= Iris Lemare =

English conductor and musician

Iris Margaret Elsie Lemare (27 September 1902 – 23 April 1997) was an English conductor and musician. She was the first woman to conduct the BBC Symphony Orchestra and co-founded the Macnaghten-Lemare series of concerts which introduced the public to new works by British composers. She is considered the first British woman to work professionally as a conductor.

== Biography ==
Lemare was born in London and was the daughter of Edwin Lemare and Elsie Reith. She studied organ with George Thalben-Ball, but gave it up in favour of being a timpanist. She did, however, win the Dove Prize for her skills as an organist. In the early 1920s, she attended Bedales School and also trained at the Dalcroze Institute in Geneva. Lemare studied at the Royal College of Music under Gordon Jacob and Malcolm Sargent, from 1925 to 1929. She was supported in her career in music by Hugh Allen, who encouraged her to take elocution and warned her about what he called "an appalling barrier" to women in conducting. Lemare was rejected as a conductor for the Tunbridge Wells Orchestra because they "could not possibly employ a woman."

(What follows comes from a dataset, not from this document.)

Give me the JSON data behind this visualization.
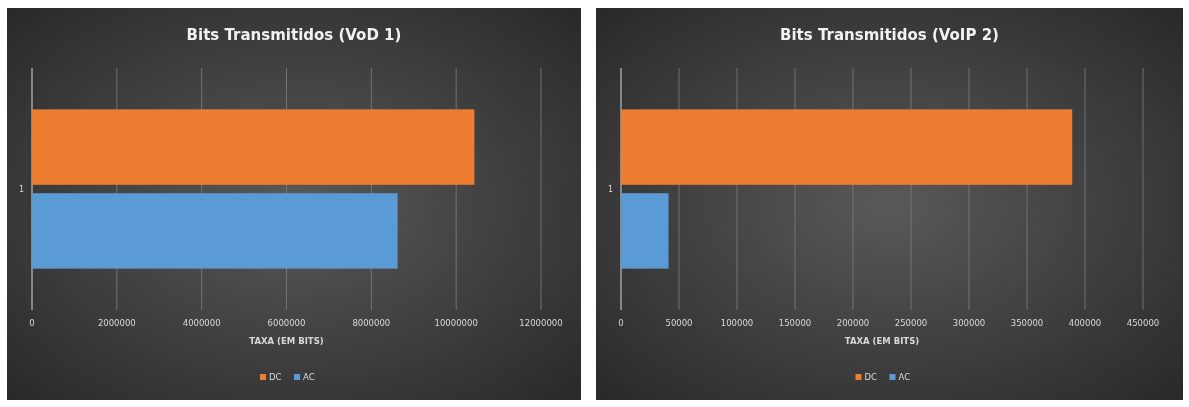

In 1931, Lemare, Elisabeth Lutyens and Anne Macnaghten created a series of concerts showcasing British composers. They performed 40 new works in these Macnaghten-Lemare Concerts, which featured music written by Benjamin Britten, Christian Darnton, Gerald Finzi, Luytens, Elizabeth Maconchy, Kenneth Leighton, Alan Rawsthorne, John Sykes and Michael Tippett. These series of concerts provided unknown composers with a platform and gave opportunities to young musicians. The chamber orchestra assembled by Lemare included a majority of women string players. The Musical Times wrote "There is nothing quite like these concerts in London; the concert givers get to grips with the real thing in a most delightful, unconventional way, and after an evening spent with them, one feels music is gloriously alive." The concert series took place in the Ballet Club Theatre (later known as the Mercury Theatre). When the series ran into financial trouble, Hubert Foss introduced Lemare to Robert Mayer and his wife, Dora Moulton, who supported three seasons of the Macnaghten-Lemare Concerts, although the last two seasons were known only as the Lemare Concerts after Macnaghten dropped out. In 1937, the concerts came to an end.

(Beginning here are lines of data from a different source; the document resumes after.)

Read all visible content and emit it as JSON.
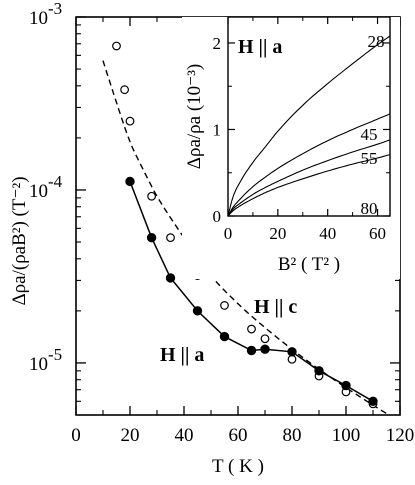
{
  "chart_data": [
    {
      "type": "scatter",
      "title": "",
      "xlabel": "T ( K )",
      "ylabel": "Δρa/(ρaB²) (T⁻²)",
      "xlim": [
        0,
        120
      ],
      "ylim": [
        5e-06,
        0.001
      ],
      "yscale": "log",
      "x_ticks": [
        "0",
        "20",
        "40",
        "60",
        "80",
        "100",
        "120"
      ],
      "y_ticks": [
        {
          "value": 0.001,
          "base": "10",
          "exp": "-3"
        },
        {
          "value": 0.0001,
          "base": "10",
          "exp": "-4"
        },
        {
          "value": 1e-05,
          "base": "10",
          "exp": "-5"
        }
      ],
      "annotations": {
        "h_a": "H || a",
        "h_c": "H || c"
      },
      "series": [
        {
          "key": "h_a",
          "marker": "filled-circle",
          "line": "solid",
          "x": [
            20,
            28,
            35,
            45,
            55,
            65,
            70,
            80,
            90,
            100,
            110
          ],
          "y": [
            0.000112,
            5.3e-05,
            3.1e-05,
            2e-05,
            1.42e-05,
            1.18e-05,
            1.2e-05,
            1.16e-05,
            9e-06,
            7.4e-06,
            6e-06
          ]
        },
        {
          "key": "h_c",
          "marker": "open-circle",
          "line": "none",
          "x": [
            15,
            18,
            20,
            28,
            35,
            45,
            55,
            65,
            70,
            80,
            90,
            100,
            110
          ],
          "y": [
            0.00068,
            0.00038,
            0.00025,
            9.2e-05,
            5.3e-05,
            3.2e-05,
            2.15e-05,
            1.57e-05,
            1.38e-05,
            1.05e-05,
            8.4e-06,
            6.8e-06,
            5.8e-06
          ]
        },
        {
          "key": "h_c_fit",
          "marker": "none",
          "line": "dashed",
          "x": [
            10,
            15,
            20,
            25,
            30,
            40,
            50,
            60,
            70,
            80,
            90,
            100,
            110,
            115
          ],
          "y": [
            0.00056,
            0.00032,
            0.00019,
            0.00013,
            9.2e-05,
            5.3e-05,
            3.2e-05,
            2.2e-05,
            1.6e-05,
            1.2e-05,
            9.2e-06,
            7.2e-06,
            5.7e-06,
            5.1e-06
          ]
        }
      ]
    },
    {
      "type": "line",
      "title": "H || a",
      "xlabel": "B² ( T² )",
      "ylabel": "Δρa/ρa (10⁻³)",
      "xlim": [
        0,
        65
      ],
      "ylim": [
        0,
        2.3
      ],
      "x_ticks": [
        "0",
        "20",
        "40",
        "60"
      ],
      "y_ticks": [
        "0",
        "1",
        "2"
      ],
      "series": [
        {
          "name": "28",
          "x": [
            0,
            2,
            5,
            10,
            15,
            20,
            30,
            40,
            50,
            60,
            65
          ],
          "y": [
            0,
            0.22,
            0.4,
            0.62,
            0.8,
            0.98,
            1.28,
            1.53,
            1.76,
            1.98,
            2.08
          ]
        },
        {
          "name": "45",
          "x": [
            0,
            2,
            5,
            10,
            15,
            20,
            30,
            40,
            50,
            60,
            65
          ],
          "y": [
            0,
            0.1,
            0.2,
            0.34,
            0.45,
            0.55,
            0.72,
            0.87,
            1.0,
            1.12,
            1.18
          ]
        },
        {
          "name": "55",
          "x": [
            0,
            2,
            5,
            10,
            15,
            20,
            30,
            40,
            50,
            60,
            65
          ],
          "y": [
            0,
            0.08,
            0.15,
            0.25,
            0.33,
            0.4,
            0.53,
            0.64,
            0.74,
            0.83,
            0.88
          ]
        },
        {
          "name": "80",
          "x": [
            0,
            2,
            5,
            10,
            15,
            20,
            30,
            40,
            50,
            60,
            65
          ],
          "y": [
            0,
            0.06,
            0.12,
            0.2,
            0.27,
            0.33,
            0.43,
            0.52,
            0.6,
            0.67,
            0.71
          ]
        }
      ]
    }
  ]
}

In 1935, she was the conductor of an opera company at Pollards. Pollards was located in Loughton at No 30 Albion Hill. The company performed an opera festival every two years between 1935 and 1939. The war ended the opera festival: Pollards was used to house refugees and the family supporting the opera, the Howards, experienced losses during World War II.

In 1937, she became the first woman to conduct the BBC Symphony Orchestra. The Musical Times wrote in 1952 that "her engagement to conduct the B.B.C. Orchestra (Section E) on 15 April 1936 aroused much attention in the Press and provoked some light controversy."

She conducted the Northern Philharmonic Orchestra in 1940 and around that time, also conducted at Oxford. In 1945, she created the Lemare Orchestra. The Lemare Orchestra featured soloists such as Geza Anda, Peter Donohoe, Joan Hammond and Benno Moiseivitsch. Lemare conducted Opera Nova from 1970 to 1984. Iris was keen to encourage local talent and she was especially fond of introducing young people to the world of opera. She knew Ruth Pennyman, who lived at Ormesby Hall, Middlesbrough. She enjoyed her parties, involving lively chatter about the arts, and also visiting the police stables there, offering sugar lumps to the horses, which was indicative of her love of animals. In her later years, she lectured and worked as a judge and examiner. She died in Askham Bryan on 23 April 1997. Her remains were cremated.